DriveTime to retire some notes using $37.1 million of IPO proceeds

By Angela McDaniels

Tacoma, Wash., Feb. 2 - DriveTime Automotive, Inc. plans to use $37.1 million of the proceeds from its initial public offering of common stock to retire 12% subordinated notes due August 2013 and junior secured notes due December 2012, according to an S-1 filing with the Securities and Exchange Commission.

Specifically, the company will use $35.1 million to retire subordinated notes and junior secured notes held by Verde Investments, Inc., an affiliate of DriveTime chairman and sole shareholder Ernest C. Garcia II, and $2 million to retire junior secured notes held by president and chief executive officer Raymond C. Fidel.
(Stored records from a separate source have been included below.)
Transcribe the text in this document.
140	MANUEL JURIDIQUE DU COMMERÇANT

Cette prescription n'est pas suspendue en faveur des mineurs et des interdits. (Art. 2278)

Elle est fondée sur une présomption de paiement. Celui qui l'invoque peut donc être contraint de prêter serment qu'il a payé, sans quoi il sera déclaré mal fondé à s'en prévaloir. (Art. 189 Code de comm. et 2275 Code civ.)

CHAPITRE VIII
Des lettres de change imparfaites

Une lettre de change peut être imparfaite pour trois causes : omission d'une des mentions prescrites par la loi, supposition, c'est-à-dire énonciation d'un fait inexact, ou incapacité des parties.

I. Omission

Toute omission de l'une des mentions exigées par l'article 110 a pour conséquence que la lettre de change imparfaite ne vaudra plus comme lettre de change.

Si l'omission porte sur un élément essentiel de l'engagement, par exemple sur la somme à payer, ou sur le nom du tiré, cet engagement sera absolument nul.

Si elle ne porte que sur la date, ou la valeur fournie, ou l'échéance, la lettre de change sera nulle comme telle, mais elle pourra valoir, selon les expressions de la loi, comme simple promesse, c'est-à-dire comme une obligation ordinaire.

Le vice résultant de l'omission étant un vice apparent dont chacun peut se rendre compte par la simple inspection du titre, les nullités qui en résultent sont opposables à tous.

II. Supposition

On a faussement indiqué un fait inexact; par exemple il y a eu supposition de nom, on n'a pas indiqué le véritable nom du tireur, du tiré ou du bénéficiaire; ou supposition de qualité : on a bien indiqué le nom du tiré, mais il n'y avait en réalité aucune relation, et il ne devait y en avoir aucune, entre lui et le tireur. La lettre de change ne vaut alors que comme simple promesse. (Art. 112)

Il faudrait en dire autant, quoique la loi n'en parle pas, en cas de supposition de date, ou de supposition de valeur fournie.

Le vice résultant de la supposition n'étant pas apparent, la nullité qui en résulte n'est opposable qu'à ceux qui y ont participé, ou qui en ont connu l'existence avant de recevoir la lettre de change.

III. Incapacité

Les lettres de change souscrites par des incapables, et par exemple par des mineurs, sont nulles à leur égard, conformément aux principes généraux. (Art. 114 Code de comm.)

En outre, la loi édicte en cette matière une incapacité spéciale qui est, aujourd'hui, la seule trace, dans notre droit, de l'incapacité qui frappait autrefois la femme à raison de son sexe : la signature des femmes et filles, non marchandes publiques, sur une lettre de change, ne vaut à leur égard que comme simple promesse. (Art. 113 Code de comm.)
The junior secured notes comprises two tranches. As of Dec. 31, there was $38.1 million principal amount of tranche A notes outstanding bearing interest at 22% and $24.0 million principal amount of tranche B notes outstanding bearing interest at 27%. Both coupons increase by 2% each year until maturity.

Verde owns $36.1 million and $24.0 million of the tranche A and tranche B notes, respectively, and Fidel owns $2 million of the tranche A notes.

In connection with the IPO, Verde has agreed to exchange an additional $100 million of subordinated notes and junior secured notes for shares of newly designated 6.5% convertible preferred stock.

The Phoenix, Ariz., company sells and finances used cars in the subprime niche.